Much of their high school career has been focused on independent studies, yet the Connections Home School Program class of 2013 donned black robes and caps and walked as a collective group Thursday to receive their honors at the Soldotna High School Auditorium.
Valedictorian Hope Steffensen shared her thoughts on how home-school students are individuals and not the sum of a whole.
“If we were a normal graduating class, I would start by reminiscing,” Steffensen said. “But we have taken our own educational paths. We are all unique.”
Steffensen was presented with several scholarships and plans to study law.
Students from throughout the Kenai Peninsula were honored during the commencement ceremony.
The audience was entertained by five musical performances from the students, which included a piano and vocal arrangement of Tom Petty’s “Free Fallin’” by Homer’s Mariah Stuart and a violin version of the Academy Award-winning ballad “Over the Rainbow” by Harold Arlen, performed by Lydia Arndt.
Arndt, who also delivered a valedictorian address to the class of 2013, mentioned that home-schooled students often follow another path.
“Our experiences have been different than the public school experiences,” she said.
Arndt plans to attend University of Alaska Fairbanks and peruse a degree in music education.
Fellow valedictorian Ian Haralson, who plans to attend Kenai Peninsula College in the fall, urged the seniors not to let past or future failures get in the way of their potential.
“I sincerely believe everyone of us can change the world with our efforts,” he said.
Coty Anderson, who plans to attend KPC in the fall and audition for “American Idol,” performed “No Boundaries” for the seniors and their guests.
While many seniors accept their diplomas from faculty and school board members, Connections principal Lee Young gave parents an opportunity to present their student with the honors.
“We look at the home-school parent as the students’ primary teacher,” he said.
Young said parents have been participating in the ceremony for the past 17 years, since the program’s inception.
As each student’s name was called, Young shared their hobbies, accomplishments and plans for the future. Many of the home-schooled students participated in drama and forensics, group sports and music as well as independently working on their studies. Others were able to attend local college classes to help them with their future careers.
Several graduates plan to attend KPC, others have plans to attend AVTEC-Alaska’s Institute of Technology, and some plan to go forth as missionaries or enlist in the armed services.
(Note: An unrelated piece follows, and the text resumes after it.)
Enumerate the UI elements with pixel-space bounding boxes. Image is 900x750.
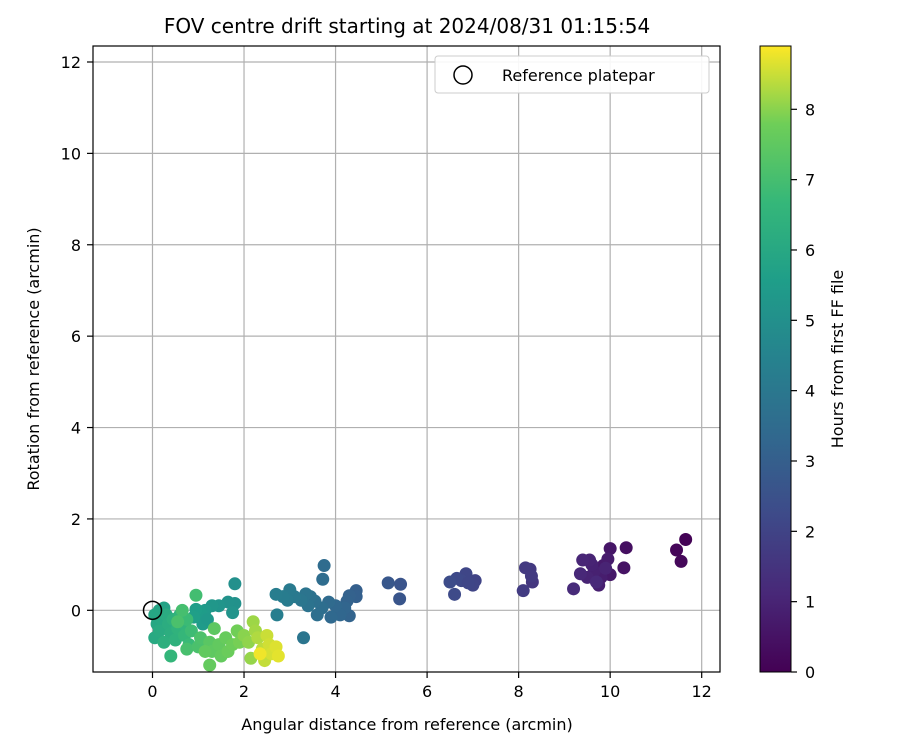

Angel Humphrey enrolled in Connections in the middle of tenth grade and said the Connections staff was helpful with her transition.
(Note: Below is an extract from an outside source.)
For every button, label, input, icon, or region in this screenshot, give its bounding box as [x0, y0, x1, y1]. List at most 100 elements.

“I love home-school,” she said. “My grades skyrocketed.”
With her future before her, she plans to take a year off, and then attend college in Oregon.
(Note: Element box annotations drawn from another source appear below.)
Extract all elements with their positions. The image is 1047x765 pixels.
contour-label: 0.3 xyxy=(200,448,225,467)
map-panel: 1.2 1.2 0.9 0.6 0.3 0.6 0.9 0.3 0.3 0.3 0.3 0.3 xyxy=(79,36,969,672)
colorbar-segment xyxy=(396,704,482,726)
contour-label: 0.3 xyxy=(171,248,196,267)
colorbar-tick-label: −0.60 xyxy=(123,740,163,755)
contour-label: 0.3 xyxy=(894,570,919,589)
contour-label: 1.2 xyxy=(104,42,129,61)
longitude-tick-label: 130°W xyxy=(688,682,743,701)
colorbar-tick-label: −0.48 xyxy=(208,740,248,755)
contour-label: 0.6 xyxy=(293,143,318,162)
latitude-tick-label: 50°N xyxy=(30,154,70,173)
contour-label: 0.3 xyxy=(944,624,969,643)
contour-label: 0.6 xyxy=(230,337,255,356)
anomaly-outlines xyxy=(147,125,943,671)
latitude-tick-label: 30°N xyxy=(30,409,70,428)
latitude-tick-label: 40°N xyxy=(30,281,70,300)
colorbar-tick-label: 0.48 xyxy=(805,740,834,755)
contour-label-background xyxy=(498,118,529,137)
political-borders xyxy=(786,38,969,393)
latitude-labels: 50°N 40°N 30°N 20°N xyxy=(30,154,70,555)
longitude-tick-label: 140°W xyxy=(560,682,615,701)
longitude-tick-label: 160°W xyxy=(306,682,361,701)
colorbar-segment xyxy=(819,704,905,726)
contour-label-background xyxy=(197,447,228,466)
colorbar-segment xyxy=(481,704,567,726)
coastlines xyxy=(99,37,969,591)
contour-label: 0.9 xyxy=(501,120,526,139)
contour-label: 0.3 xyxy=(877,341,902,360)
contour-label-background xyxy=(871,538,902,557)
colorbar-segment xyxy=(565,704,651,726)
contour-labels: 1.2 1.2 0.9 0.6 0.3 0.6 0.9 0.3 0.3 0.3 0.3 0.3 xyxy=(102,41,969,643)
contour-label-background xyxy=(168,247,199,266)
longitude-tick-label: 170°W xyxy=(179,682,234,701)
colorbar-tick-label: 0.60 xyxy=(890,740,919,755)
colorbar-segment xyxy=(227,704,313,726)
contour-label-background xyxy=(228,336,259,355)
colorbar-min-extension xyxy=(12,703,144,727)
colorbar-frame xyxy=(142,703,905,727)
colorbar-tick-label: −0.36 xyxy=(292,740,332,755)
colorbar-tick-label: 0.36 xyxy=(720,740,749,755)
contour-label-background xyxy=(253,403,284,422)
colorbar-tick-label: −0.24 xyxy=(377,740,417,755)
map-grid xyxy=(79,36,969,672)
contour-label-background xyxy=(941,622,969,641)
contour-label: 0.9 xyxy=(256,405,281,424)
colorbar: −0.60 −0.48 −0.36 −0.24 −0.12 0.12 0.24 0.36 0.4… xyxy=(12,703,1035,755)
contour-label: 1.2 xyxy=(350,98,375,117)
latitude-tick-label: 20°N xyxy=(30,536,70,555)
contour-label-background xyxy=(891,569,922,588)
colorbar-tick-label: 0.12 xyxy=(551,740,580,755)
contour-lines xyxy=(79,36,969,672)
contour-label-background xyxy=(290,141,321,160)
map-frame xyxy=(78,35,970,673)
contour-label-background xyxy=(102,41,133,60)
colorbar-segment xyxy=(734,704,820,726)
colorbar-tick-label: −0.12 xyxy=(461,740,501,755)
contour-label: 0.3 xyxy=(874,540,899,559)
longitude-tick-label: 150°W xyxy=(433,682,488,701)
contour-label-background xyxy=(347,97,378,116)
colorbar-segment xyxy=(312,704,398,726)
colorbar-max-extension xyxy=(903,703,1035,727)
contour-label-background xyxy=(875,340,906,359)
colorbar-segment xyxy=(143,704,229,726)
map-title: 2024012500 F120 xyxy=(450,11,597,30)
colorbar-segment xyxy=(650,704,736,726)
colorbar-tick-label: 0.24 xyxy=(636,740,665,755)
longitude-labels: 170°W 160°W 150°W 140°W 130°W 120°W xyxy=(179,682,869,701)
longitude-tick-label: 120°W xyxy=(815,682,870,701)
“Now I want to be an elementary school teacher,” she said.
But when it is time for her to settle down and have children of her own, Humphrey said she wants to follow the path of her positive home-school experiences.
“I want to be a home-school teacher to my own children,” she said.
Education is on the minds of many students, still others are eager to get out and start working.
During his senior year, Dustin Rediske was able to take classes and earn his welding certificate at KPC. He plans to attend UAA classes in the fall to achieve his goals of becoming a welder.
Grayson McCaughey said if it were not for the staff at Connections, he would not be wearing the cap and gown
McCaughey said he suffered with an illness for three and one half years, which caused him to fall behind with his studies. He said the staff helped him with his studies and make it to this day.